All that said, the biggest key to these two making it work on the floor together is through spacing. After looking at film, I've come to the conclusion that the two can definitely space the floor, and KG will by no means get in Lopez's way. Nor the other way around.

Garnett does a great job in the above clip of staying outside of the paint and giving Lopez room to work inside. KG's basketball IQ is seen here when he continues to stay at the elbow and extends, forcing Kenneth Faried away from the Lopez, who's posting up. Had Garnett cut down, Faried would have been able to double-team the big man on the block.

Garnett does a fantastic job of keeping the floor spaced for his teammate -- and trying to keep the floor balanced as well. Watch here how Garnett recognizes that Lopez needs the entire paint on the play and it leads to a Lopez layup.

Garnett's ability to read the floor is going to be key when he and Lopez share the floor. If Garnett can help Lopez stay in the paint and work the entire area, there'ss no reason why the All Star center can't average more than 22 points per game ... as long as he gets the minutes.

With that much scoring coming from one player, a lot of attention is going to be angled toward him. Garnett should feast off of those game plans conceived to shut down Lopez. Watch here at how many players go to Lopez off a screen.

Two players slide in from the corner to stop the Stanford Cardinal from getting an easy layup, leaving Joe Johnson and Garnett open from spots where they shoot above efficiency. Garnett shot 40% from the corners last season combined, and has taking a liking to that 15-foot jumper from there.

Brook Lopez should be setting more screens, and with that should come more attention from defenses when he comes down the lane.

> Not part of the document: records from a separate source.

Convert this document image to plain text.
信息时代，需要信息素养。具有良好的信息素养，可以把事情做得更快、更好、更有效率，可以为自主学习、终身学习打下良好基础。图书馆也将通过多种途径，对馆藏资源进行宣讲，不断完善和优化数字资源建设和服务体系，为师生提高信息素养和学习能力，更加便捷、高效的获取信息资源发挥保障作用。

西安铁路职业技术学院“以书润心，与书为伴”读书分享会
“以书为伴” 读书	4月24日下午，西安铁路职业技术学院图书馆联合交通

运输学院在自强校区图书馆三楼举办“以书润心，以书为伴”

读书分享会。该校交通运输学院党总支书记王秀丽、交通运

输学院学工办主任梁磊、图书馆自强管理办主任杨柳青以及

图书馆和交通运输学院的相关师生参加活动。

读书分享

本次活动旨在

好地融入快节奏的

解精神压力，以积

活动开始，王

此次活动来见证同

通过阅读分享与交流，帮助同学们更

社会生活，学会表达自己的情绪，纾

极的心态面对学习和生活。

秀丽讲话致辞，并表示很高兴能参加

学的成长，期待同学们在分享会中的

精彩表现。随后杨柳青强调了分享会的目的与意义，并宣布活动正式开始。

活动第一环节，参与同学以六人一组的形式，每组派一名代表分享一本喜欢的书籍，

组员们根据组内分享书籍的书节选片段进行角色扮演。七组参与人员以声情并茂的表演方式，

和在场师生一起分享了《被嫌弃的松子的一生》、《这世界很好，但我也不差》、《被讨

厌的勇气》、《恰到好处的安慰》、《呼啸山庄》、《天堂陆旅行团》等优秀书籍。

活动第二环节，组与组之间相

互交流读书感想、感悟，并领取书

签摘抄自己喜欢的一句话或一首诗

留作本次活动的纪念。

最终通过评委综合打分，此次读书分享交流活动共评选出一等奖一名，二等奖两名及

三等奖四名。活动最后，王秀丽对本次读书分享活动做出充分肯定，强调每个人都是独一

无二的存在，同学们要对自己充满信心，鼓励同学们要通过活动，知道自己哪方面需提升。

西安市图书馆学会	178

When that happens, Garnett can just stay out of the paint and wait for Lopez to find him open.

Lopez does finish a tough layup on this particular play, but if he didn't have so much momentum going towards the rim, that was an easy mid-range jumper for either Garnett, or Johnson, to convert.

Now that we've demonstrated just how open Garnett can get from the defense closing in on a rolling Lopez, let's watch a play where Garnett gets a mid-range jumper off a Lopez screen.

It is clear that Garnett has no problem staying out there, and it's clear that Lopez has no problem rolling hard to the rim and garnering two or sometimes three defenders' bodies. It's the perfect recipe for a Garnett bucket.

Beyond how efficient the two can work in a pick-and-roll set --with Lopez as the screener, we can take a look at how Garnett can work as the screener and where Lopez fits in that offense. Garnett used nearly 23% of his plays as a roll man in the PNR, Lopez 14%. We should expect more of the same last season.

Garnett sets a nice screen -- and as he usually does -- rolls out to the top of the key. (With Lopez on the floor, expect Garnett to roll out as opposed to down often). KG is able to take his man off the dribble at times and does so against Derrick Favors. Lopez doesn't sink down like he should, but his presence at the elbow puts Enes Kanter in a tough position: should he slide down and cut off KG, or leave Lopez wide open; he goes with option B, and Garnett scores an easy layup.

Even though Garnett is a shell of his former self athletically, he's still an adept shooter and offensive player. Paired with Lopez, the two can form a very interesting duo that should keep defenses guessing at all times.

Even though it didn't seem likely until Hollins revealed his plans for KG last week, it looks like the Garnett-Lopez duo can be beneficial to the Nets offense.